Hi Scott,
2014-11-12 12:06 GMT+09:00 Scott Wood scottwood@freescale.com:
On Tue, 2014-11-11 at 22:05 +0900, Masahiro Yamada wrote:
/*
* If CONFIG_SYS_NAND_SELF_INIT is defined, each driver is responsible
* for instantiating struct nand_chip, while drivers/mtd/nand/nand.c
* still provides a "struct mtd_info nand_info" instance.
*/
denali->mtd = nand_info;
&nand_info[0] would be clearer.
OK, I will fix it.
/*
* In the future, these base addresses should be taken from
* Device Tree or platform data.
*/
denali->flash_reg = (void __iomem *)CONFIG_SYS_NAND_REGS_BASE;
denali->flash_mem = (void __iomem *)CONFIG_SYS_NAND_DATA_BASE;
return denali_init(denali);
}
-int board_nand_init(struct nand_chip *chip) +void board_nand_init(void) {
return denali_nand_init(chip);
__board_nand_init();
}
Why do you need this wrapper rather than putting the contents of __board_nand_init() here?

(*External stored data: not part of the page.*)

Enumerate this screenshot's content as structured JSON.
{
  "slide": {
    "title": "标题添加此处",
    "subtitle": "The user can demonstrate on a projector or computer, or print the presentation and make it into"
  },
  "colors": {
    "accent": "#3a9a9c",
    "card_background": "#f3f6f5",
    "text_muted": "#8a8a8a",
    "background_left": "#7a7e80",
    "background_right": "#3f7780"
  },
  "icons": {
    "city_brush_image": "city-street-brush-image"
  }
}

I'd like to return -ENOMEM rather than printing "No memory" without return code.
"int __board_nand_init(void)" is a function where I write my best code and "void board_nand_init(void)" is a wrapper to adjust it into a frame work.
Also, you might want to print an error if denali_init() returns an error, rather than just discarding it (or, make sure denali_init() prints for error conditions, and have it return void). I realize that the existing self-init drivers aren't perfect in this regard. :-)
I will print an error message in v2.